O monstro da produção de Frankenstein resultante não se saiu bem, especialmente durante sua primeira metade - e isso é além do fato de que há algo inerentemente emocionante em uma apresentação ao vivo (muito parecido com assistir a um jogo de futebol atrasado; alguma faísca é simplesmente faltando, por mais ilógico que seja). A maioria das edições estava ligada à própria produção, que deveria ter sido facilmente contornada, visto que estava pré-gravada.

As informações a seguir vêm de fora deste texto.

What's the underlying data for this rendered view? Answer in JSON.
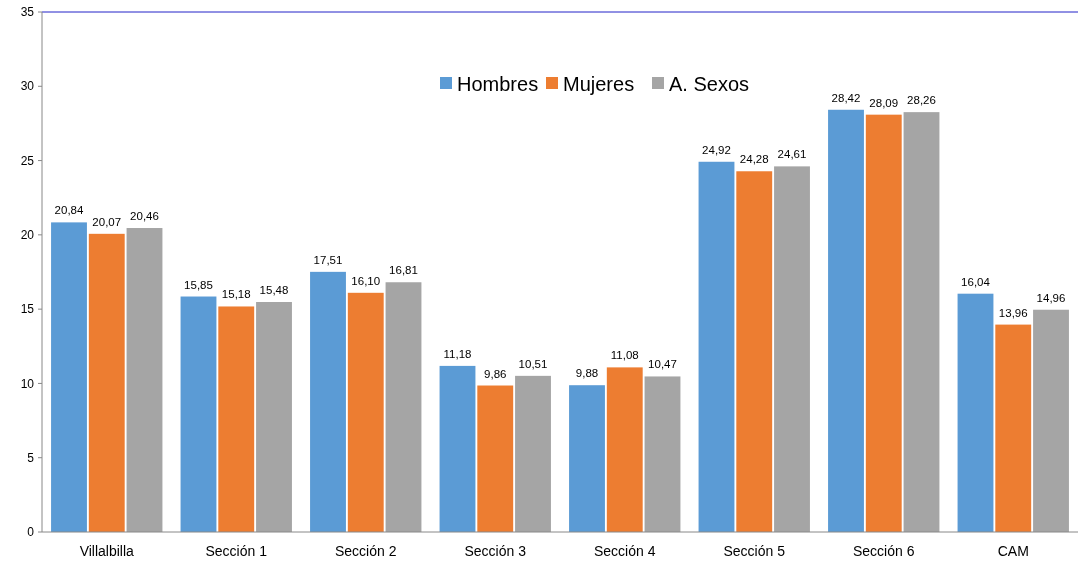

O som, por exemplo, estava totalmente desligado. Em Today 4 U, o primeiro número solo de Angel (Valentina da fama de RuPaul’s Drag Race), o público do estúdio bateu palmas junto com a batida alto o suficiente para abafar as letras. E embora Brandon Victor Dixon mereça um reconhecimento especial por sua representação poderosa de Tom Collins, seu momento de brilho foi silenciado por uma mixagem ruim. Vem depois da morte de Angel (alerta de spoiler de 23 anos), durante a comovente reprise de I’ll Cover You. A voz de Dixon explode de emoção, mas seu poderoso barítono é pisado por um piano agressivo. Surpreendentemente, a primeira vez que o show teve uma produção de som nítida foi durante os últimos 10 a 15 minutos, quando foi ao vivo.

Uma maneira de as apresentações teatrais se destacarem na televisão é realmente abri-las. Rent: Live tentou capitalizar em um enorme conjunto, um gigantesco conjunto de quadrados cobertos por andaimes e cercados por todos os lados por torcedores do público. Mas no lugar da maravilha pretendida havia simplesmente confusão. Qualquer pessoa que não esteja familiarizada com as configurações em Rent provavelmente não saberia se estivéssemos no apartamento de Roger e Mark, no clube de strip de Mimi ou nas ruas de East Village.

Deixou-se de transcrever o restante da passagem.